恋宿~イケメン支配人に恋して~
「うぉっ!」
思わず目の前の彼にぶつかった私に、千冬さんは突然のことに受け身がとれず、ふたりはそのままドターンッ!と倒れた。
「いたた……」
ぶつけた顔がじんじんと痛む。けれど床にぶつけたにしては柔らかなその痛みに、ほこりがたつ中そっと目を開けると、そこには私の下にいる千冬さんの姿。

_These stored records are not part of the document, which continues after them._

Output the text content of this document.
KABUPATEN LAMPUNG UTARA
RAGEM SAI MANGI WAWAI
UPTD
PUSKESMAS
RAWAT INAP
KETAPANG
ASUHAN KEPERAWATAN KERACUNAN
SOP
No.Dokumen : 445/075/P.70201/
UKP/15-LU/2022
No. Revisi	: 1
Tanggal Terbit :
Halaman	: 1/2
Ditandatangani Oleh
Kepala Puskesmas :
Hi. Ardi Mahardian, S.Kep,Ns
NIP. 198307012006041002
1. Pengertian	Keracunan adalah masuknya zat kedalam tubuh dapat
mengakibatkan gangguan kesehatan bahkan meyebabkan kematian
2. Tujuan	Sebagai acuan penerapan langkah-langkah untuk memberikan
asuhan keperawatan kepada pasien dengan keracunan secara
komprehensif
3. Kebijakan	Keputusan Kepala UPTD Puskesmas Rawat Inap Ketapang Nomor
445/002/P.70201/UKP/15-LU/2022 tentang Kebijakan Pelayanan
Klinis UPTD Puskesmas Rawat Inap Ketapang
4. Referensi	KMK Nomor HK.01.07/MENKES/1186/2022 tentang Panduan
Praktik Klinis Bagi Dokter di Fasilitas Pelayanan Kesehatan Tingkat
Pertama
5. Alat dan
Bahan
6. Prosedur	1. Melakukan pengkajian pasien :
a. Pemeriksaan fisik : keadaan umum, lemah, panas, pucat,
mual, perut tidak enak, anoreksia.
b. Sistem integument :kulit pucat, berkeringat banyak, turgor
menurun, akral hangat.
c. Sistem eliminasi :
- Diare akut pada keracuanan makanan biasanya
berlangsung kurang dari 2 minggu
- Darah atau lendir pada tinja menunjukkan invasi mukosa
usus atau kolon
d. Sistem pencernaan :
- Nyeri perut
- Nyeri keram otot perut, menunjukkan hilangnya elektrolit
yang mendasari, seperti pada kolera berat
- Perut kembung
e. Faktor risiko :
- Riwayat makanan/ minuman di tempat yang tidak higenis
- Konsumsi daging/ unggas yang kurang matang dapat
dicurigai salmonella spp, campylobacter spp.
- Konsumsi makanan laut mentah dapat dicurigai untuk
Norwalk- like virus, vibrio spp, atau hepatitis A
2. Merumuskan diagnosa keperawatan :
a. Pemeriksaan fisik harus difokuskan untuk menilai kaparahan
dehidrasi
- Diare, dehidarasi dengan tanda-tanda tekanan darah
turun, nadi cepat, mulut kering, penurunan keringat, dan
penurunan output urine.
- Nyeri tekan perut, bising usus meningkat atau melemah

そう、ひっくり返る形で床に背中をぶつけた彼の上に私は押し倒すような形で乗っており、互いの体はぴったりと密着する。
「お前……人巻き込むなっ、て……」
痛そうに歪んだ顔は、目の前の私の姿に同じく状況を把握したのか驚きへと変わる。
わ、私……千冬さんのこと、押し倒して……!?
「ぎゃっ……ぎゃー!!!むがっ」
「バカ大声出すな!!」
つい悲鳴を上げた私に、千冬さんは黙らせようと私の口を塞いだ。
ところが今この形でいる状況に加え、先程意識してしまったばっかりの大きな手が唇に触れることで、さらに強く心臓は鳴る。
「っ~……」
自分でも分かるほどたちまち耳まで真っ赤になる自分の顔に、つられたように千冬さんの頬もほんの少し赤らんだ。
「な、なに照れてるんですか、気持ち悪い」
「気持ち悪いって言うな!つーかお前が先に照れたんだろうが!」
「てっ照れてない!」
「照れてるだろ!耳まで真っ赤だろ!」
お互い恥ずかしさを誤魔化すようにギャーギャーと騒ぐ。その時、ガチャッと勢いよく開けられたドア。
「どうかしたの!?今何か物音と声がっ……」
そこから姿を現したのは、私の悲鳴を聞きつけ駆けつけたらしい仲居のひとりであるおばさん。
けれどそのおばさんの見た先には、横になる千冬さんとその上に乗る私という光景があるわけで……。